DAG Run

Stitching the DAG tasks together

Finally Specify task dependencies.

# set the dependencies between tasks
s3_sensor >> preprocess_task >> train_model_task >> batch_transform_task

That brings us to the end of the DAG definition. We can put together all the steps into a individual DAG file ml_pipeline.py and copy the script along with the config.py and the preprocess.py code/files into the s3://airflow-yourname-bucket/dags folder.

Once the script is deployed, it can be viewed from the Airflow UI within in a minute or so.


Data Pipeline in Action

The DAG will be initially set to disabled state by default. Enable the DAG using the On/Off toggle button to be picked up by the scheduler. We can also trigger the DAG manually.

To trigger the DAG, click on the play button shown below, and in the next page choose Trigger.

The Airflow DAG will now wait for the files to arrive in S3 in the path s3://airflow-yourname-bucket/raw/.

To initiate the DAG run,

  1. Go to S3 Console
  2. Click on your bucket created for the workshop
  3. Click on Create folder
  4. Enter raw for the Folder name, and click on Create folder
  5. Copy over the train_1.csv file into the S3 BUCKET folder - s3://airflow-yourname-bucket/raw/ created above.

Once the file is copied into the folder, the s3_sensor task will move to complete, and the execution will be passed over to the next set of tasks in the DAG.

In case the preprocessing airflow task gets triggered before the training file upload is completed, you will see the task being marked as failed. To reset the status, you can click on preprocessing task in the Airflow UI (under Graph View) and click on Clear under Task Actions in the popup window.

The entire DAG will complete in a few minutes, and during the DAG run you can visit Amazon Sagemaker console to view the Job details -

  • Training Job - Here
  • Transform Job - Here

At the end of the DAG run, the result of the batch transform job will be written into the S3 path - s3://airflow-yourname-bucket/transform/

The trained model will also be deployed to the S3 path s3://airflow-yourname-bucket/xgboost/output/

You can download the result CSV file to look at the predicted values for the fare prices.


Conclusion

In this module, you have seen that building an ML workflow involves quite a bit of preparation but it helps improve the rate of experimentation, engineering productivity, and maintenance of repetitive ML tasks.

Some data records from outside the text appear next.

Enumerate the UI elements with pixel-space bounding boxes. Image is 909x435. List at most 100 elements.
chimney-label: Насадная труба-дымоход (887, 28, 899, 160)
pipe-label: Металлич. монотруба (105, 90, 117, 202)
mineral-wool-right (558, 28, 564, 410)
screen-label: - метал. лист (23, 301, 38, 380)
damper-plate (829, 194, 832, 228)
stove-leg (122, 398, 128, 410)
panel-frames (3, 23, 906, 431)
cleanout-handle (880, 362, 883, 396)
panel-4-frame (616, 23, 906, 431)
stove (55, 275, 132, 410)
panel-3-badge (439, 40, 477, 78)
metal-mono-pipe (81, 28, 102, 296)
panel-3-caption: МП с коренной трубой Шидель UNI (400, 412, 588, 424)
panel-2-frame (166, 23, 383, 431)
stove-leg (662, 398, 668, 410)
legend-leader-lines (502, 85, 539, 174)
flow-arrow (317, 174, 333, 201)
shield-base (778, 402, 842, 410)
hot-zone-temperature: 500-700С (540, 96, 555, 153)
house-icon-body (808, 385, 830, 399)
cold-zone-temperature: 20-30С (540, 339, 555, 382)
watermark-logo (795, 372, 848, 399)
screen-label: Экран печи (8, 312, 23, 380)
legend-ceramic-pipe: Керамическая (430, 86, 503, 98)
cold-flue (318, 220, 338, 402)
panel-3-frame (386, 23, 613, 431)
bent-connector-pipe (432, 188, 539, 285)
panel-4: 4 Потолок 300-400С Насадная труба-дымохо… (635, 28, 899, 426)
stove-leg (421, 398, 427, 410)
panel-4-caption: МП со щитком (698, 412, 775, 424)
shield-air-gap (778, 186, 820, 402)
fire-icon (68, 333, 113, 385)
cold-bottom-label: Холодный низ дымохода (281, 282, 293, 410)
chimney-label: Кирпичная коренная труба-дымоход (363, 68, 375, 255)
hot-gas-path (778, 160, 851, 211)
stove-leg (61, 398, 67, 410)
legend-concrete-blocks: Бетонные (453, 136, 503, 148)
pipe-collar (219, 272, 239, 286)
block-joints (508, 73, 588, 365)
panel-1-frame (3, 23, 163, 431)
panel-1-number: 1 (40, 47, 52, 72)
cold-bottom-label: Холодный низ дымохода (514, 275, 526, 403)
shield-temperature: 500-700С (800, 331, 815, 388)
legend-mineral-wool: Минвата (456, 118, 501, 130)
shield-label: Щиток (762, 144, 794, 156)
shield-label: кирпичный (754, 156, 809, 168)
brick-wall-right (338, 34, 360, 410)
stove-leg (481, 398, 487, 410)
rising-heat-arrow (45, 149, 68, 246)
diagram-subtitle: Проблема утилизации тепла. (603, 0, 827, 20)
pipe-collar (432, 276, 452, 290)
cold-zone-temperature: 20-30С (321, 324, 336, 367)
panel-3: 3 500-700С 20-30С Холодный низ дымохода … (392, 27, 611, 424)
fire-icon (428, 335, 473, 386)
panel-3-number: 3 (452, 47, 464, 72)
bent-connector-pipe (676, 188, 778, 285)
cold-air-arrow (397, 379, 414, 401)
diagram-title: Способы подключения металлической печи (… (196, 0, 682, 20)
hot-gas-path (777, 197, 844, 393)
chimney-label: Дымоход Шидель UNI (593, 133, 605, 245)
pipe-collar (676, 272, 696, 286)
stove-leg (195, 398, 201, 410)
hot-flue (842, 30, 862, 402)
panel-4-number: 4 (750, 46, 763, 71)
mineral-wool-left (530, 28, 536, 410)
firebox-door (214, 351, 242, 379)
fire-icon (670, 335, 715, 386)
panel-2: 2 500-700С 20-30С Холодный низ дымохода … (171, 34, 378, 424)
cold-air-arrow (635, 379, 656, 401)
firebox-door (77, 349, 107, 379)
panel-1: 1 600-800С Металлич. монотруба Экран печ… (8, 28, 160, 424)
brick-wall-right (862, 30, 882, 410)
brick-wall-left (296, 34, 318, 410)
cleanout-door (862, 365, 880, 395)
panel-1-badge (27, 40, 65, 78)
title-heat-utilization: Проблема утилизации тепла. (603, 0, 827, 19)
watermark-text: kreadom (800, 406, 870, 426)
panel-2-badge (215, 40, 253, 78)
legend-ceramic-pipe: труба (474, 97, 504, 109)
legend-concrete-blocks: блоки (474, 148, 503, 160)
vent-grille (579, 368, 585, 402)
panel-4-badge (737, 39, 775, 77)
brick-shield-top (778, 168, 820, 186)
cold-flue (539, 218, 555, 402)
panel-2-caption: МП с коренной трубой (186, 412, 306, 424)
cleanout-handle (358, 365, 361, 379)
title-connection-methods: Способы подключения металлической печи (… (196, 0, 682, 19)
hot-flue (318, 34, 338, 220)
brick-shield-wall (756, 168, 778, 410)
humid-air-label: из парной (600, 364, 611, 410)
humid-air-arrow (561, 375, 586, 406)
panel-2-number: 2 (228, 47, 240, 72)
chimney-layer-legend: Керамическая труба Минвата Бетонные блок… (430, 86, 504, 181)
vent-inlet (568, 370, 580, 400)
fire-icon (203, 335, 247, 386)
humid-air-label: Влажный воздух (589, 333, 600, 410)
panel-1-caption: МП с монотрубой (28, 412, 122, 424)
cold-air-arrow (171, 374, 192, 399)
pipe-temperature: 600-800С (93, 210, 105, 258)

Airflow Amazon SageMaker Operators provide a convenient way to build ML workflows and integrate with Amazon SageMaker. You can extend the workflows by customizing the Airflow DAGs with any tasks that better fit your ML workflows, such as feature engineering, creating an ensemble of training models, creating parallel training jobs, and retraining models to adapt to the data distribution changes.